In tali circostanze, la procedura – che segue la disciplina in tema di trasferimento di azienda di cui
all’art.2122 cod.civ. – prescrive l’informativa preventiva alle rappresentanze sindacali operanti presso le
società interessate e alle organizzazioni sindacali firmatarie del contratto collettivo applicato nelle stesse, in cui sono individuati il numero, la collocazione
aziendale e i profili professionali del personale in
eccedenza. Tali informazioni sono comunicate anche
alla Presidenza del Consiglio dei Ministri – Dipartimento della Funzione Pubblica.

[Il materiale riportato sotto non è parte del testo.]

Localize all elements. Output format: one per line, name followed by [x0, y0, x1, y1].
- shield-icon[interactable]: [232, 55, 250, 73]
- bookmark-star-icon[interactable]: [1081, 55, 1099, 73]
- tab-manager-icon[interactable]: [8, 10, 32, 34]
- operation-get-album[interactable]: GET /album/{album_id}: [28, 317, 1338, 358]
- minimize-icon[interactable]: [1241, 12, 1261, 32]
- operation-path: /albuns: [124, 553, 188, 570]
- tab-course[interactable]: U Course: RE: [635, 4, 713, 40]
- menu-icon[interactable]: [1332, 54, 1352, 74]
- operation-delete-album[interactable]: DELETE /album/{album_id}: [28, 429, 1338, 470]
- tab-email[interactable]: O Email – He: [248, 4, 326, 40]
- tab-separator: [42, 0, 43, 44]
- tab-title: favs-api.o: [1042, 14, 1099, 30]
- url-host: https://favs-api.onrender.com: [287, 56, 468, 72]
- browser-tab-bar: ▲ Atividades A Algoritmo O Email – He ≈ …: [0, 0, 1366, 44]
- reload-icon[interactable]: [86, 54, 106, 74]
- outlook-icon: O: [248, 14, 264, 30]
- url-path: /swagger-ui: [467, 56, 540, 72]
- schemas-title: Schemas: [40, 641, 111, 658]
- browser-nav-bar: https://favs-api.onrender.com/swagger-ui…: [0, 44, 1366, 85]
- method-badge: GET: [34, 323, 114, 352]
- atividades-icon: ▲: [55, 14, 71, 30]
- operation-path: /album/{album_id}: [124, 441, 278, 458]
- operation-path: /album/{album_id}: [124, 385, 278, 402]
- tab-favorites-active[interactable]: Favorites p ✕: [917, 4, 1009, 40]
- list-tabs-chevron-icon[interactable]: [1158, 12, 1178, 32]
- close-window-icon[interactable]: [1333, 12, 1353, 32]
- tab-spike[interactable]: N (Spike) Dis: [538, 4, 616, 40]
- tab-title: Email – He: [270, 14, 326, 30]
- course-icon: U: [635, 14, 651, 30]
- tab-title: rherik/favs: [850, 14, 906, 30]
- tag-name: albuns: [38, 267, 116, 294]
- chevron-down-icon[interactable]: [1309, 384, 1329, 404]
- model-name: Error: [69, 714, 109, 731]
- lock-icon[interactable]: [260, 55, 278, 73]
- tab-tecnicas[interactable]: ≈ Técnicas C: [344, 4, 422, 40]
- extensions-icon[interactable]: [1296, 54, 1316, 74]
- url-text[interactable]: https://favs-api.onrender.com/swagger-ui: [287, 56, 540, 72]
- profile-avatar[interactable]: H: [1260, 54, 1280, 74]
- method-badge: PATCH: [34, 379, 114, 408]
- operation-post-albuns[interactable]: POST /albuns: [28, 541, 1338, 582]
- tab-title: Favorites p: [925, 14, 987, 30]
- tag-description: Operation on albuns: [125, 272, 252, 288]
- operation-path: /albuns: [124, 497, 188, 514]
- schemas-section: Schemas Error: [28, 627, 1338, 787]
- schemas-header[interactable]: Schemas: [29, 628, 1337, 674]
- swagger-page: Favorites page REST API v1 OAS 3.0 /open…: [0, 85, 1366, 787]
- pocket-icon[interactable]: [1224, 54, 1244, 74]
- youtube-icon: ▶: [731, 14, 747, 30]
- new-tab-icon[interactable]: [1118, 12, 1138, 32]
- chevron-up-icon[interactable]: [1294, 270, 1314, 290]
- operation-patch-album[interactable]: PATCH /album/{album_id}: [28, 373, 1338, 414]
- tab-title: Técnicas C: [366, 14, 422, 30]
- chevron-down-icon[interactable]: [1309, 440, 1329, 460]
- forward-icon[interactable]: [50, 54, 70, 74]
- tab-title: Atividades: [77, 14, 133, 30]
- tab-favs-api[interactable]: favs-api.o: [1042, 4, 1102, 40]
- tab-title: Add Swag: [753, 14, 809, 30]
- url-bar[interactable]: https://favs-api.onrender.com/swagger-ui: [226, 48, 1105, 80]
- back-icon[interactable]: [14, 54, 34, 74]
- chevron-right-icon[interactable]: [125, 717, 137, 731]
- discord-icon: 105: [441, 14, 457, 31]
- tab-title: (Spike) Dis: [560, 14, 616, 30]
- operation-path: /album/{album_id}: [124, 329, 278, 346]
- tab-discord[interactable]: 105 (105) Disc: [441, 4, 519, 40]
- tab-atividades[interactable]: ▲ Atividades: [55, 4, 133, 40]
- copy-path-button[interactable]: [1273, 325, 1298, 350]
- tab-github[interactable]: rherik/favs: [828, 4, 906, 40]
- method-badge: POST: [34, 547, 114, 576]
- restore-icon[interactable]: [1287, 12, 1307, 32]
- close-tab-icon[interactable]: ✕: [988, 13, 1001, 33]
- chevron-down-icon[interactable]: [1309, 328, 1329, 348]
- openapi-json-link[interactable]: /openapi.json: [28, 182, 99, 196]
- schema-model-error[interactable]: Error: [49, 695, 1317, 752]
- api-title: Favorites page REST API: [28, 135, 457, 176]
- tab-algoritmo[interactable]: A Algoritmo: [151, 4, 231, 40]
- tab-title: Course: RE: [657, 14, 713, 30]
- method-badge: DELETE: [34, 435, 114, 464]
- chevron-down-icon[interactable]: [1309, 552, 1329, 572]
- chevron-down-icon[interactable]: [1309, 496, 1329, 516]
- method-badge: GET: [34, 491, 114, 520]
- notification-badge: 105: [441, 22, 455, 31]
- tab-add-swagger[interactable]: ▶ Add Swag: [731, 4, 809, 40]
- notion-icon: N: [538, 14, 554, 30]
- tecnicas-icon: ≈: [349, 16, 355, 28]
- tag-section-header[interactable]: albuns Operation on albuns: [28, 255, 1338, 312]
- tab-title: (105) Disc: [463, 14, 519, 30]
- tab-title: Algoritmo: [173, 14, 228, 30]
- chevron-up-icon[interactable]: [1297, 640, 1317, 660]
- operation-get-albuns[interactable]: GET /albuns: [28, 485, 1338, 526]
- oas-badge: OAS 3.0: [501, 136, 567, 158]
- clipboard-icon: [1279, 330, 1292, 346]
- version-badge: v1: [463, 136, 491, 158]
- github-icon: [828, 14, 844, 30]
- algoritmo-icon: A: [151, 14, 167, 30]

L’Ente controllante, entro dieci giorni dalla notifica
della predetta informativa, procede alla riallocazione
totale o parziale del personale in eccedenza nell’ambito della stessa società, mediante il ricorso a forme flessibili di gestione del tempo di lavoro, ovvero
presso altre società controllate dal medesimo Ente o
dai suoi enti strumentali.
In questa procedura non si prevede il consenso dei
lavoratori interessati.
Per la gestione di tali tipologie di eccedenze il Legislatore ha altresì previsto la possibilità per gli Enti
controllanti e le società partecipate di concludere
accordi collettivi con le organizzazioni sindacali comparativamente più rappresentative, finalizzati alla
realizzazione di forme di trasferimento in mobilità
dei dipendenti in esubero presso altre società dello
stesso tipo, operanti anche al di fuori del territorio
della Regione ove hanno sede le società interessate
da eccedenze di personale.
Le predette procedure vanno concluse rispettivamente entro 60 e 90 giorni dall’avvio, trascorse le
quali, entro i successivi 15 giorni, il personale può
presentare istanza alla società da cui è dipendente
o all’Amministrazione controllante per una ricollocazione, in via subordinata, in una qualifica inferiore
nella stessa società o in altra società.
In tali procedure è stata introdotta una disposizione incentivante delle forme di mobilità, prevedendo
che le società interessate possano farsi carico, per
un periodo massimo di tre anni, di una quota parte non superiore al 30% del trattamento economico
del personale interessato dalla mobilità, nell’ambito
delle proprie disponibilità di bilancio e senza nuovi o
maggiori oneri a carico della finanza pubblica. Al riguardo, si specifica che le somme corrisposte per tali
finalità dalla società cedente alla società cessionaria
non concorrano alla formazione del reddito imponibile ai fini delle imposte sul reddito e dell’imposta
regionale sulle attività produttive.